The mode of action of antimicrobial peptides and their mimics is often assessed by vesicle leakage experiments, and most of these compounds are believed to act by membrane permeabilization. This work aims at improving the interpretation of vesicle leakage data in general, and at understanding and optimizing the fungicidal activity of nylon-3 polymers. We have studied the membrane permeabilizing properties of the cationic homopolymer poly-NM (Liu, R et al.

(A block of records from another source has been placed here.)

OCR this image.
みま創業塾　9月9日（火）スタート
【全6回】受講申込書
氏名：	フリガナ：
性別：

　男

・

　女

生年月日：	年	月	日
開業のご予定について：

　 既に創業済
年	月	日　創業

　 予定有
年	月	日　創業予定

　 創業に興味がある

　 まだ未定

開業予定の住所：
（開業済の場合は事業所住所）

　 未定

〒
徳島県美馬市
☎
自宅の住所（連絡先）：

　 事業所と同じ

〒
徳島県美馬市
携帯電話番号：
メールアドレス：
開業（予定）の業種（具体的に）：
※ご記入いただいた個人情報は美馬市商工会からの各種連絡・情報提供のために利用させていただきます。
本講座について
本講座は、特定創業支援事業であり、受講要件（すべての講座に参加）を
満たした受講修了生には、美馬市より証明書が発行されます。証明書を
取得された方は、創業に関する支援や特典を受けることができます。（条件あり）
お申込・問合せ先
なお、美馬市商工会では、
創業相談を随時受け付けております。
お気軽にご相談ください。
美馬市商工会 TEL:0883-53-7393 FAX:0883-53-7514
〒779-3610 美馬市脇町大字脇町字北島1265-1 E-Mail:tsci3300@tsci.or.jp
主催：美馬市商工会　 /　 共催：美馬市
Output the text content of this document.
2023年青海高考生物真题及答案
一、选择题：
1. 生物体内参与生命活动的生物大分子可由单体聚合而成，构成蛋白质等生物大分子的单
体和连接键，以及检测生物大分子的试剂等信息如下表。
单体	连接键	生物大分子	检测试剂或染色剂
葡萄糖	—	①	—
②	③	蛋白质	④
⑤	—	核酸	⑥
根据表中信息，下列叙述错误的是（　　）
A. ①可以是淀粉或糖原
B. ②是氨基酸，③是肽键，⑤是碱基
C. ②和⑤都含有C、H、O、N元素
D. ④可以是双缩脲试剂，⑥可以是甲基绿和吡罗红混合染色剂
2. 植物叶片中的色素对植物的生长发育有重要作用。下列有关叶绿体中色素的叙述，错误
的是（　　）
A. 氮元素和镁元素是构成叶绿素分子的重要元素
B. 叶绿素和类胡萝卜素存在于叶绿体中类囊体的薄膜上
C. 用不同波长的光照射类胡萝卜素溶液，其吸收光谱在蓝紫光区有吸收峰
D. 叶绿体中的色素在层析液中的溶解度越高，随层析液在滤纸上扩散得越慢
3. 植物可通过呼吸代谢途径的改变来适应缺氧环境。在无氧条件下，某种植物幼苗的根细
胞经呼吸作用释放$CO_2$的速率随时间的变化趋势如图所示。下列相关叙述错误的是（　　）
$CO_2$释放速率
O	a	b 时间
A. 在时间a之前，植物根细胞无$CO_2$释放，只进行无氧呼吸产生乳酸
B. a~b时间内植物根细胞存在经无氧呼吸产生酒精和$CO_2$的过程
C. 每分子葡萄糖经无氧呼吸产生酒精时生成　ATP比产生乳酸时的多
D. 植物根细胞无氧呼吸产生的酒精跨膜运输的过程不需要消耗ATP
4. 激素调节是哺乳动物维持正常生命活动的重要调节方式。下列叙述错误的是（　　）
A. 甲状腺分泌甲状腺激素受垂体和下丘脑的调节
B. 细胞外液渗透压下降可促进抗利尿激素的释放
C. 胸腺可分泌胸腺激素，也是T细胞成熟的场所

JACS, 2013, 135, 5270), which displays significant antifungal activity, and two related cationic/hydrophobic binary copolymers using the lifetime-based leakage assay of calcein-loaded vesicles. We compared the results with biological activities against Candida albicans. Poly-NM induces all-or-none leakage of vesicles that are made from yeast polar lipid extract (YPLE), at the polymer's MIC against C. albicans (3 μg/mL). At this and higher concentrations, leakage requires a lag time but then proceeds to 100%. Concerted activity tests imply that the activity of the polymer does not involve detergent-like effects. Both vesicle leakage and antimicrobial activity against C. albicans spheroplasts are independent of the presence of a detergent, octyl glucoside (OG). Negligible activity is found against zwitterionic vesicles or red blood cells. All these characteristics provide a consistent, detailed picture of membrane leakage induced by electrostatic lipid clustering. The cationic/hydrophobic binary copolymer 40:60 MM:CO shows a fundamentally different pattern. Vesicle leakage is transient (limited to <100%) and graded, unspecific between zwitterionic and YPLE vesicles, additive with detergent action, and correlates poorly with biological activity. This activity profile suggests action by membrane asymmetry stress. We conclude that comprehensive leakage experiments can identify the mode of action for model membrane disruption, and we hypothesize that the correlation between vesicle leakage and antimicrobial activity is good for some types of membrane leakage but not for others.